Жора, как вы понимаете, – это первый секретарь СП СССР, член ЦК КПСС и Верховного Совета СССР Георгий Мокеевич Марков, а Юра – это Юрий Владимирович Андропов, шеф КГБ, позже генсек ЦК КПСС. И действительно звонила:
– Юр-Юр, привет, это Катя Шевелёва…
Когда-то она работала в комсомоле и знала почти всех отцов державы ещё по годам тревожной, чувствительной, а то и чувственной молодости. С Андроповым ей довелось посещать одно литобъединение в Рыбинске, ведь шеф КГБ тоже писал стихи. Потом они вместе работали в Карелии. Возможно, даже целовались. Из всей молодёжи Шевелёва почему-то выделила именно меня и, если звонила, обращалась также:
– Юр-Юр, это Катя Шевелёва. Слушай, зверь, надо поговорить!

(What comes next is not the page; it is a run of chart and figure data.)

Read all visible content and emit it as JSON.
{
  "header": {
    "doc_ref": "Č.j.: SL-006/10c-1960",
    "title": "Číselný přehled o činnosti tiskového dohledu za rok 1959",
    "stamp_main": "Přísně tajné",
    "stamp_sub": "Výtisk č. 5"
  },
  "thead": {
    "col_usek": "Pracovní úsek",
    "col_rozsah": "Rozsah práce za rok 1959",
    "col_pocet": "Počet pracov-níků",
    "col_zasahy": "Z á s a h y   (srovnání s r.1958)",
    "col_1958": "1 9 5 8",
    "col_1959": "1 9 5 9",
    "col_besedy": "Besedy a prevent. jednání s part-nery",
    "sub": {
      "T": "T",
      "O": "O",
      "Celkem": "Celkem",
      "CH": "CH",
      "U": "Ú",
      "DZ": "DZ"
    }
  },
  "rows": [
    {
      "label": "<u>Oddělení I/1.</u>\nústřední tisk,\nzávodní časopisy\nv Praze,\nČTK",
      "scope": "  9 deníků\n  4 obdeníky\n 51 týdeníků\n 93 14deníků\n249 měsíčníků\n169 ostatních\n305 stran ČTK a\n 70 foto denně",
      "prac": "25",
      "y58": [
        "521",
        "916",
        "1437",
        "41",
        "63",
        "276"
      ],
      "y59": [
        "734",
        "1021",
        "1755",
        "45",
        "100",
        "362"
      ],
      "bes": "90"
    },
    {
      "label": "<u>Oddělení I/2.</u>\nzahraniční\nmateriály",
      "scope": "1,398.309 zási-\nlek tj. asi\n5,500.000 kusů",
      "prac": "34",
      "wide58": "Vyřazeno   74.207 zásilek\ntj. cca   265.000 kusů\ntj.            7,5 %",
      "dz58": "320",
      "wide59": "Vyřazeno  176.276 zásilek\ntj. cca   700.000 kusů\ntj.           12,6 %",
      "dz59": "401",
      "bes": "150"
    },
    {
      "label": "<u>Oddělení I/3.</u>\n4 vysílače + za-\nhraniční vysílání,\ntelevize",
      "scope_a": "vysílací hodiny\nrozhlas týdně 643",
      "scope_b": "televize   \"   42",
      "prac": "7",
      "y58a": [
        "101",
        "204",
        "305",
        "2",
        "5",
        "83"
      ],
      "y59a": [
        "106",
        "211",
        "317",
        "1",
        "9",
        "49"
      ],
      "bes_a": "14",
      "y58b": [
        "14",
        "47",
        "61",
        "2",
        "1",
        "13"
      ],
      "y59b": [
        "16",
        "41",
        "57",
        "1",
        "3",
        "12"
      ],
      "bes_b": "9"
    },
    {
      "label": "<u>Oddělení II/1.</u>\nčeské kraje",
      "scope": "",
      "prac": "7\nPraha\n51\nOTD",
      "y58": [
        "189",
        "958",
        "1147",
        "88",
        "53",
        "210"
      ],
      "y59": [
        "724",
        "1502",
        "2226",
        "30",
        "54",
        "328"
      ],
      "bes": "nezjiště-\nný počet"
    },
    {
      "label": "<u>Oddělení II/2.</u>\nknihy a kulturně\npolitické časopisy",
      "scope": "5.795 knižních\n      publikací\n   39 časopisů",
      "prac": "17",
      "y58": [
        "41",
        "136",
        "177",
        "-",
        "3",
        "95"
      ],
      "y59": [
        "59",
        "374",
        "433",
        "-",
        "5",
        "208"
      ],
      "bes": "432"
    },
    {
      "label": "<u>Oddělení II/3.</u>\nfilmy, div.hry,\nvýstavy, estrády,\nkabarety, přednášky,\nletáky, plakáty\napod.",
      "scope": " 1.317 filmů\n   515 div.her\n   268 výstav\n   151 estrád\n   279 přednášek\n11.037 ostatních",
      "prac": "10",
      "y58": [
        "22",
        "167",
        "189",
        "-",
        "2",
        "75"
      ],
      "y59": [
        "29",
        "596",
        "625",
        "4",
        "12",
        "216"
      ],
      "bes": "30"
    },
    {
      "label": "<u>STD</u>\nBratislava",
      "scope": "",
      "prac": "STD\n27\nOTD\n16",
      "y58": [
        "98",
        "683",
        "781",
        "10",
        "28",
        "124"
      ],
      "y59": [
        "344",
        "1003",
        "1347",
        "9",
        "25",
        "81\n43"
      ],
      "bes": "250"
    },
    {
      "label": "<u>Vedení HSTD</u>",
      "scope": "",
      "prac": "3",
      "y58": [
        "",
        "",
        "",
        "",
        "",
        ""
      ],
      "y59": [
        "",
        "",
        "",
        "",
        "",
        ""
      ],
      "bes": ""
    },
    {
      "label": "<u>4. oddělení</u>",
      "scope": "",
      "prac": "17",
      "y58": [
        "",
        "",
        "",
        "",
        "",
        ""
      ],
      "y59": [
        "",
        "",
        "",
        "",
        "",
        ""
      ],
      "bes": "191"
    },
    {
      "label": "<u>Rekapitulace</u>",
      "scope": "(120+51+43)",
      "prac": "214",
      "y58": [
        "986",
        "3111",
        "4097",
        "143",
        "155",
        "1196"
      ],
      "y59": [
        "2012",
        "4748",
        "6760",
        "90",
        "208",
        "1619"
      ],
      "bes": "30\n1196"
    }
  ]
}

У неё был беглый советский английский, и однажды она сопровождала как переводчица Хрущёва в поездке по Индии, где объяснялась на своей версии языка Шекспира, видимо, более внятной индусам, чем оксфордская. Никита Сергеевич нежно звал Шевелёву Горчицей. В самом деле, она была резкая, едкая, с обострённым чувством справедливости. При этом охотно пользовалась всеми номенклатурными благами и часто, к зависти коллег, каталась за границу, откуда привозила стихи, исполненные презрения к капитализму и ностальгии по Стране Советов. Это на неё ехидный Александр Иванов написал пародию, где были и такие строчки:
Поэтический дар у неё был скромный, к тому же растраченный в основном на общественную работу и борьбу за мир, но несколько хороших стихотворений в её сборниках найти можно. Екатерина Шевелёва и стала главным прототипом «бабушки русской поэзии», хотя острый интерес к молодым темпераментным поэтам позаимствован у другой литературной львицы того времени…

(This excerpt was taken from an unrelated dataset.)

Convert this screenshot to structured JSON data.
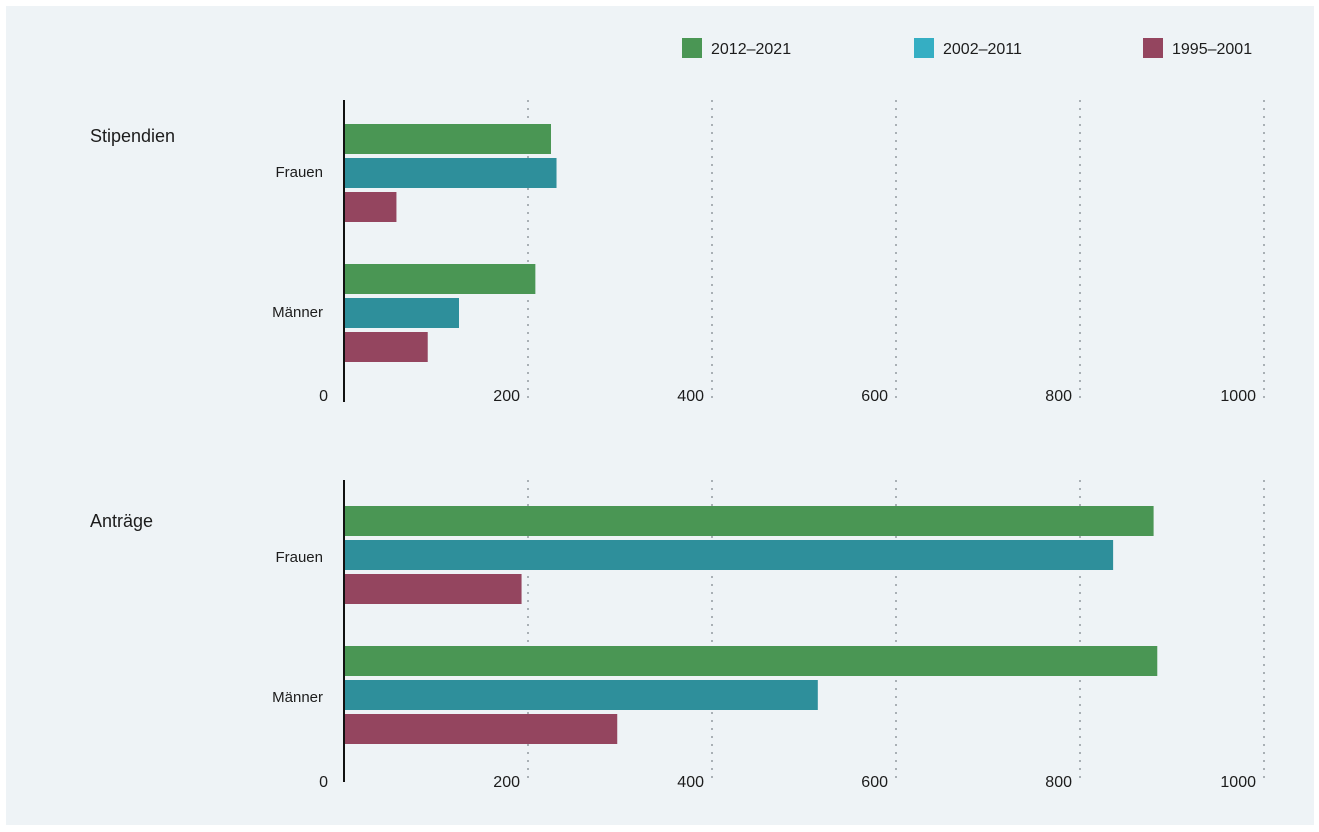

Летом 1995-го я, закончив «Козлёнка…», отправил рукопись в «Ашет», но вскоре получил вежливый отказ: французов не заинтересовала сатира на ельцинскую Россию, которая, напялив общечеловеческие ценности, напоминала доярку в трико от Юдашкина. Тогда, как, впрочем, и сейчас, на Западе ценились насмешки и издёвки над советской эпохой, особенно над Сталиным. Помню, меня поразило, с каким сладострастным торжеством Василий Аксёнов в киноромане «Московская сага» описывал запор, случившийся у вождя. Можно подумать, у самого Василия Павловича проблем с кишечником никогда не было. Зато «запора» мозгов у Сталина в отличие от Горбачева и Ельцина никогда не случалось.